Idempotency: the retry that doubles your data
The failure that wakes people up is duplicate data. EL tools like Fivetran and Airbyte, and your own loaders, retry on transient failure — that is correct behavior. But if a load is not idempotent, a retry that re-runs a partially-succeeded batch inserts the same rows twice. Now your revenue total is inflated and nobody trusts the dashboard.

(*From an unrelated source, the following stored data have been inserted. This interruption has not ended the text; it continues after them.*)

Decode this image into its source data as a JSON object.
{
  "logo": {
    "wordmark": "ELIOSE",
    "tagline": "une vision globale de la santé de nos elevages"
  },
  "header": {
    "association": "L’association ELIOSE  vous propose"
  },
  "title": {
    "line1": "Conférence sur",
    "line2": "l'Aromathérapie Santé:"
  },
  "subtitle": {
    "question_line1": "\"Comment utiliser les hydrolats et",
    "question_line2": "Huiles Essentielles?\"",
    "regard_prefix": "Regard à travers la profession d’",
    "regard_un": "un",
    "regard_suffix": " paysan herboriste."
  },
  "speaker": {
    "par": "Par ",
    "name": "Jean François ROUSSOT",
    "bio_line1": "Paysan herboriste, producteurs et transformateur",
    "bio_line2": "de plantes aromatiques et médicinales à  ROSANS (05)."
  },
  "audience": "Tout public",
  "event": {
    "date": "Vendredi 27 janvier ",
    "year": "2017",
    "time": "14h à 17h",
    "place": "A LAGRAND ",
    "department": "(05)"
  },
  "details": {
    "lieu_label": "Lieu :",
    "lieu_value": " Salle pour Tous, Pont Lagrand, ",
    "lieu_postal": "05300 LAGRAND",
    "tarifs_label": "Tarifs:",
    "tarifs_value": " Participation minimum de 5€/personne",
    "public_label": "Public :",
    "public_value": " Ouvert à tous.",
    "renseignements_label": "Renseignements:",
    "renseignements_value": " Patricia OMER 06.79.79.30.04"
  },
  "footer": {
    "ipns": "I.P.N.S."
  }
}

The cure is to make loads and incremental transforms idempotent: running them twice produces the same result as running them once. In dbt incremental models this is the merge strategy with a unique_key:
{{ config(materialized='incremental', incremental_strategy='merge', unique_key='event_id') }}On each row, merge updates if the unique_key already exists and inserts if it does not — an upsert. A re-run of the same batch updates rows in place instead of duplicating them. The trap: an incremental model with no unique_key and no is_incremental() filter silently appends its full output on every run, so it both duplicates and re-scans everything — the worst of both worlds. Microbatch models go further, treating each time-window batch as an atomic, independently-replaceable unit, so a failed batch reruns cleanly without touching its neighbors.
A regulated fintech ingests payment events containing card PANs and PII. Compliance forbids raw cardholder data from ever sitting in the analytics warehouse. Pick the pattern.
You find a timezone bug in a transform that has been running for six months. Under ELT with a medallion architecture, what's the fast fix?
An incremental dbt model is configured with no unique_key and no is_incremental() filter. What happens on every scheduled run?
Order the stages of a modern ELT pipeline from source to dashboard:
- 1 Extract + Load: EL tool (Fivetran/Airbyte) copies raw source data into the warehouse
- 2 Bronze: raw, append-only landed data, never mutated
- 3 Silver: cleaned, deduplicated, conformed tables (dbt models, schema enforced here)
- 4 Gold: business-ready aggregates and marts
- 5 BI / dashboards read from gold
- 01Explain why the industry flipped from ETL to ELT, and what you gave up in the trade.
- 02A retry duplicated rows in a fact table and inflated revenue. What design would have prevented it, and why?
ETL and ELT differ only in where the Transform runs, and that one swap decides cost, replayability, and data fidelity. ETL transforms in a separate engine before load and keeps only the polished output — strong for stripping PII and controlling cost before data lands, but raw is discarded, so a transform bug means re-extracting from a source that may be gone. ELT loads raw into the warehouse first and transforms in SQL (dbt), which the cloud’s separation of storage and compute made cheap to do. Its decisive advantage is replayability via the medallion pattern: immutable bronze raw, cleaned silver, business-ready gold, each rebuildable from below. The price is that transform compute now meters on the warehouse bill — so you go incremental (process only the delta, not a full rebuild) and idempotent (merge on a unique_key) or you get exploding spend and duplicate rows on retry. Choose ELT by default; reach for ETL when a hard rule says raw PII must never touch the warehouse.